Hannah Mermelstein says
One small point in response to some of the character criticism above: I actually thought the real/relatable emotions were the strongest aspect of the novel. The setting/plot/circumstances all seemed somewhat unlikely to me (or if not unlikely, at least not personally relatable), but I didn’t mind that. The kinds of questions Raymie poses and the way feelings are described rang true to me in a way that *I think* reflects my child self and not only my adult self thinking about my child self. I know a lot of kids have read it too, but we haven’t had discussions about it yet — we will next week and maybe I’ll have more to say then.
Elaine says
Now I don’t feel like such a misfit!! This one left me cold – though usually a fan of DiCamillo, and despite two readings and listening to the audio version, I could not love this one. The characters did seem to be too precious, the plot seemed forced and the ending totally unsatisfying. I so agree with the above criticisms and did not find this title distinguished.
Erin says
I love Kate DiCamillo’s work. She has always been one of my favorite authors since I was young. I absolutely adored Flora and Ulysses because of it’s whimsical qualities so reminiscent of Because of Winn Dixie.
Unfortunately, I fall in the category of being underwhelmed by RAYMIE, though I’m not sure I could ever say any of her work is not distinguished. It just felt like something was missing, and I haven’t really put my finger on what it is yet – though in a previous discussion, I think we narrowed it down to the lack of furry creatures so prevalent in her work. But, alas, lack of animals in not one of the criteria for Newbery selection. 🙂
DiCamillo has such a distinct style, it’s hard not to recognize the similarities in sentence structure and language across her body of work. I agree with Leonard – the redundancy takes something away from the voice and authenticity of her characters – especially if you’re familiar with her work. But I also think this same critique could be brought against several authors we’ll be discussing this year – Kwame Alexander comes to mind. His style is so unique you really can’t help but recognize similarities between his characters, but we can’t really compare RAYMIE or BOOKED to their predecessors. So, this argument loses some heft when we only look at character distinction within the novels themselves.

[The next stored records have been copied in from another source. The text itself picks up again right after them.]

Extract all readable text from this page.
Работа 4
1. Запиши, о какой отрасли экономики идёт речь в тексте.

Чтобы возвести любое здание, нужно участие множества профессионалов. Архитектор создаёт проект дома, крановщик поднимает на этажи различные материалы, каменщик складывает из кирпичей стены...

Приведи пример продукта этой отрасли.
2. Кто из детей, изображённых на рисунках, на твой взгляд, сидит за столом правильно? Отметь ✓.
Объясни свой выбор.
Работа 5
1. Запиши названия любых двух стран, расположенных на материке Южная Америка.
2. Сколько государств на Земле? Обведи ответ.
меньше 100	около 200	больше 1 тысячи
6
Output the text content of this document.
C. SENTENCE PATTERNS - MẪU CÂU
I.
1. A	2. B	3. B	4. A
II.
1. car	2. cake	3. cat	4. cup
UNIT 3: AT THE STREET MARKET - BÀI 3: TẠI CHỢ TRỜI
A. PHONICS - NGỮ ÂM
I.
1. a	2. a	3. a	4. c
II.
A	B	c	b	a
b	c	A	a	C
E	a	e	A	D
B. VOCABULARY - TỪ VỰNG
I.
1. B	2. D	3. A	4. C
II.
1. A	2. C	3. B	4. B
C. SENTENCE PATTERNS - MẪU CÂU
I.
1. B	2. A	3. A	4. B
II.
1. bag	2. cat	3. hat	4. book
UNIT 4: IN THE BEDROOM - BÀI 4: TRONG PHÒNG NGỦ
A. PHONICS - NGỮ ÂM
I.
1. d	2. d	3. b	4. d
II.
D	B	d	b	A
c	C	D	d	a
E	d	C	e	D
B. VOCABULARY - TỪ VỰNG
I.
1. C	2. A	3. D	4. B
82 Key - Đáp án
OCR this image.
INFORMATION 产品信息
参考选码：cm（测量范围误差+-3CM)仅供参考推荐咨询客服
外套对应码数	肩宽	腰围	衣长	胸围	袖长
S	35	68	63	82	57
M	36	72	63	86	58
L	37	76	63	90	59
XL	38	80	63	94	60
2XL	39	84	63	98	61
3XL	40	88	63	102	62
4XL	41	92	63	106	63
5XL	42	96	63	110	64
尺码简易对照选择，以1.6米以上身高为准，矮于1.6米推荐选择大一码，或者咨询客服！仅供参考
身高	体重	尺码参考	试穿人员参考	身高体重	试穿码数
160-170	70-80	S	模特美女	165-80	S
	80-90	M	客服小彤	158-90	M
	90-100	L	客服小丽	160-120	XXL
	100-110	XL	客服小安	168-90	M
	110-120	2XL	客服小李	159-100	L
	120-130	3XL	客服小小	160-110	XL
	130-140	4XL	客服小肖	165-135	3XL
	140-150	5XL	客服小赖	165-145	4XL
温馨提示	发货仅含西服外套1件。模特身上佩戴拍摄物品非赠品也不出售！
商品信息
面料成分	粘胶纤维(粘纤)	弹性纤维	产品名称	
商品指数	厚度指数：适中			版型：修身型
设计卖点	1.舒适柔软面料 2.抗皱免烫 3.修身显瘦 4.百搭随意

Also, isn’t this is why authors become as renowned as DiCamillo? I always return to her stories because I know how beautifully her words are read aloud. I know that with each book, she’ll touch on heavy themes with a magically gentle touch that children will adore. There is something to be said about familiarity and comfort, especially when it comes to books for children.
Leonard Kim says
I would say Josh and Nick are broadly similar “types” and thus it doesn’t bother me so much that they may “sound” similar in Kwame Alexander’s books. Whereas, I don’t see any reason why Louisiana and Mrs. Borkowski should (and they inhabit the same book, so I think the criticism is applicable.)
Although, thinking about Sondy’s comment above, perhaps the similarity could be explained as “southern” expression? I’m sure there are regionally distinctive uses of sentence structures etc. and RAYMIE NIGHTINGALE does have a very specific setting. I don’t know if I would really buy this argument, but thought I’d toss it out there.
Denise RInaldo says
I really enjoyed the book; it’s my favorite of hers since Because of Winn Dixie. While I did have a few quibbles, they weren’t stylistic issues like the ones people are raising here, but dropped plot lines and characters–like Isabelle of the nursing home, and the bird that Louisiana “liberates” from the janitor’s office. I felt like the first two-thirds of the book were really tight (in a Kate DiCamillo-ish way), then things start to dissipate toward the end plotwise–though I did LOVE the way the lessons from the swimming teacher figure into the climax.